You Knew It Was Coming
Usually, I try to ignore the rantings and hysterics of one specific funny-that-he’s-not-featured-as-often-as-he-used-to-be columnist in town, mainly because he truly is irrelevant to Sox fans (you have told us so through the years in mountains of feedback), but you had to laugh at today’s offering.
We all know this column has been written for quite some time, months maybe, and someone was just waiting to hit the send button. The jist of the matter, to save you having to read the same stuff that has been written over and over again in that space, is that the White Sox are irrelevant nobodies, and that the extension of Ozzie just reinforced our status in town.
My guess is that quite a few people would disagree with that opinion.
But a few thoughts to mull around (full disclosure: I do realize that by even writing this I also am guilty — as many of you have pointed out — of making the columnist way more relevant than he truly is) …
Didn’t Ozzie’s extension just guarantee the hater five more years of easily re-written columns? If all politics is local, shouldn’t he be happy about five years worth of re-printing the same drivel? (Someone also did point out to me that this might also be like five more years of job security for PR types, so I may have a personal bias here).
Notice that the columnist always includes Jerry Reinsdorf’s age as an issue? Really, who is obsessed now?
He writes that "They’ve conveniently ignored that a $109 million payroll, without major injuries or calamity, has produced a ghastly 61 wins this season …"
At least he can’t call us cheap anymore. No one here is blaming our season on injuries (we should be good enough to overcome them), but how can you ignore losing Joe Crede, Scott Pods, Darin Erstad and Jim Thome to injuries for large chunks of time and not say it impacted our season? Whatever.

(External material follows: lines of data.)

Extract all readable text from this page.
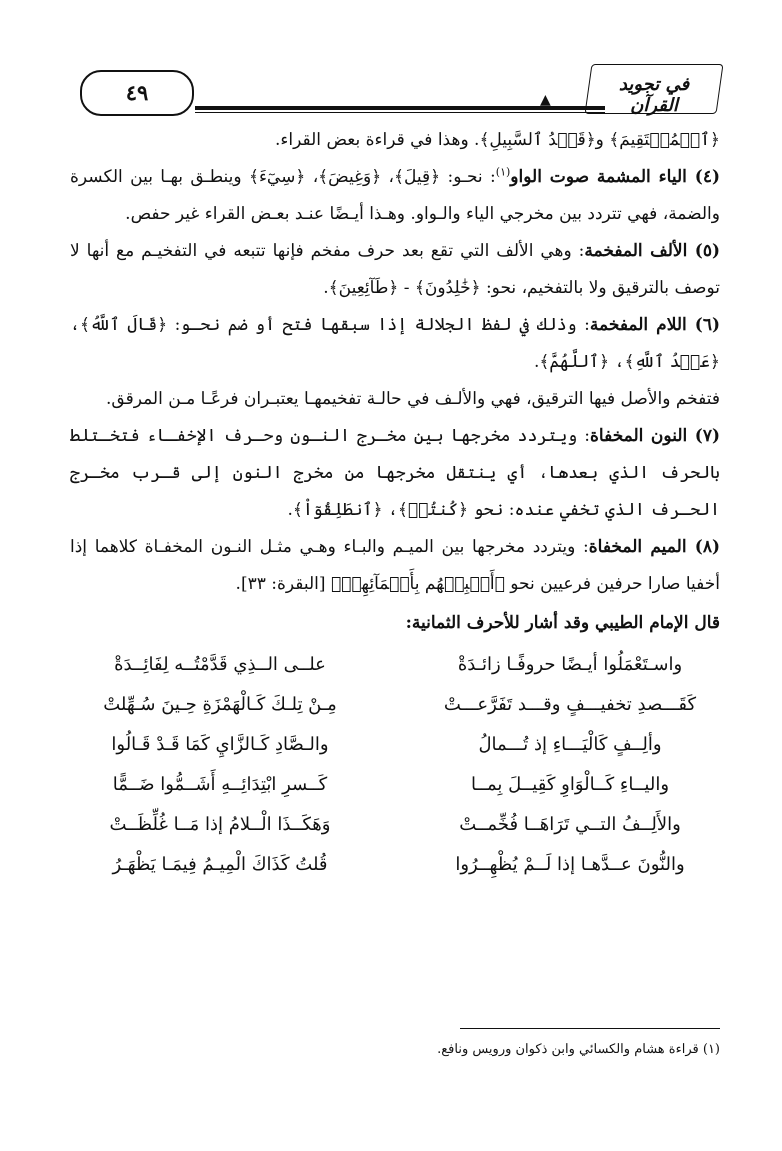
٤٩	▲
في تجويد القرآن

﴿ٱلۡمُسۡتَقِيمَ﴾ و﴿قَصۡدُ ٱلسَّبِيلِ﴾. وهذا في قراءة بعض القراء.

(٤) الياء المشمة صوت الواو$^{(١)}$: نحـو: ﴿قِيلَ﴾، ﴿وَغِيضَ﴾، ﴿سِيٓءَ﴾ وينطـق بهـا بين الكسرة والضمة، فهي تتردد بين مخرجي الياء والـواو. وهـذا أيـضًا عنـد بعـض القراء غير حفص.

(٥) الألف المفخمة: وهي الألف التي تقع بعد حرف مفخم فإنها تتبعه في التفخيـم مع أنها لا توصف بالترقيق ولا بالتفخيم، نحو: ﴿خَٰلِدُونَ﴾ - ﴿طَآئِعِينَ﴾.

(٦) اللام المفخمة: وذلك في لفظ الجلالة إذا سبقها فتح أو ضم نحـو: ﴿قَالَ ٱللَّهُ﴾، ﴿عَبۡدُ ٱللَّهِ﴾، ﴿ٱللَّهُمَّ﴾.

فتفخم والأصل فيها الترقيق، فهي والألـف في حالـة تفخيمهـا يعتبـران فرعًـا مـن المرقق.

(٧) النون المخفاة: ويتردد مخرجها بين مخـرج النـون وحـرف الإخفـاء فتخـتلط بالحرف الذي بعدها، أي ينتقل مخرجها من مخرج النون إلى قـرب مخـرج الحـرف الذي تخفي عنده: نحو ﴿كُنتُمۡ﴾، ﴿ٱنطَلِقُوٓاْ﴾.

(٨) الميم المخفاة: ويتردد مخرجها بين الميـم والبـاء وهـي مثـل النـون المخفـاة كلاهما إذا أخفيا صارا حرفين فرعيين نحو ﴿أَنۢبِئۡهُم بِأَسۡمَآئِهِمۡ﴾ [البقرة: ٣٣].

قال الإمام الطيبي وقد أشار للأحرف الثمانية:
واسـتَعْمَلُوا أيـضًا حروفًـا زائـدَةْ
علــى الــذِي قَدَّمْتُــه لِفَائِــدَةْ
كَقَـــصدِ تخفيـــفٍ وقـــد تَفَرَّعـــتْ
مِـنْ تِلـكَ كَـالْهَمْزَةِ حِـينَ سُـهِّلتْ
وألِــفٍ كَالْيَـــاءِ إذ تُـــمالُ
والـصَّادِ كَـالزَّايِ كَمَا قَـدْ قَـالُوا
واليــاءِ كَــالْوَاوِ كَقِيــلَ بِمــا
كَــسرِ ابْتِدَائِــهِ أَشَــمُّوا ضَــمًّا
والأَلِــفُ التــي تَرَاهَــا فُخِّمــتْ
وَهَكَــذَا الْــلامُ إذا مَــا غُلِّظَــتْ
والنُّونَ عــدَّهـا إذا لَــمْ يُظْهِــرُوا
قُلتُ كَذَاكَ الْمِيـمُ فِيمَـا يَظْهَـرُ
(١) قراءة هشام والكسائي وابن ذكوان ورويس ونافع.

And most of us who have watched Sox games in 2007 would probably categorize our bullpen woes, particularly in May and early June, as a calamity.
Another recurring rhetorical question … if we truly aren’t relevant to Chicago, White Sox fans or his diminishing-daily readership, then why write the column in the first place?
Finally, I am not sure that newspaper columnists of any type, particularly this one, should be challenging the relevancy of professional sports franchises given the way that industry is heading. This might be a column to save. It might be interesting and fun to see in three years who is still relevant as manager of the White Sox and if a certain columnist has been able to keep his relevancy (and job) by printing the same old worn-out rants and day-old information on costly newsprint as technology, new media and a new world of one-on-one, direct communications race past staggering newspapers. How come now, every time you go to a newspaper website, you see and read blogs?
My favorite columnist may not have been rooting for Ozzie to get an extension, but my guess is he better be rooting that the automobile industry and grocery stores don’t quit advertising in newspapers any time soon.
A battle of relevancy to the very end.
(Note: I love newspapers and value them greatly in my life. The problem is my kids and their friends don’t. The newspaper industry is struggling to maintain its relevancy in this era, hence the irony of today’s topic. Humans thrive on information, and I believe there always will be a need for great reporters doing great work … they just might be delivering that information in a wireless, deadline-less, ever-changing world. The dinosaur is the columnist who doesn’t interview anyone, rarely even attends games and sits at home offering only his opinion on the day’s issue. He is in danger because any idiot with a computer can match him in opinion and output and maybe even have more readers. I certainly am proof of that … at least the idiot part. And please, Mr. Columnist, no hateful, curse-filled voicemails. Tomorrow is an off day.)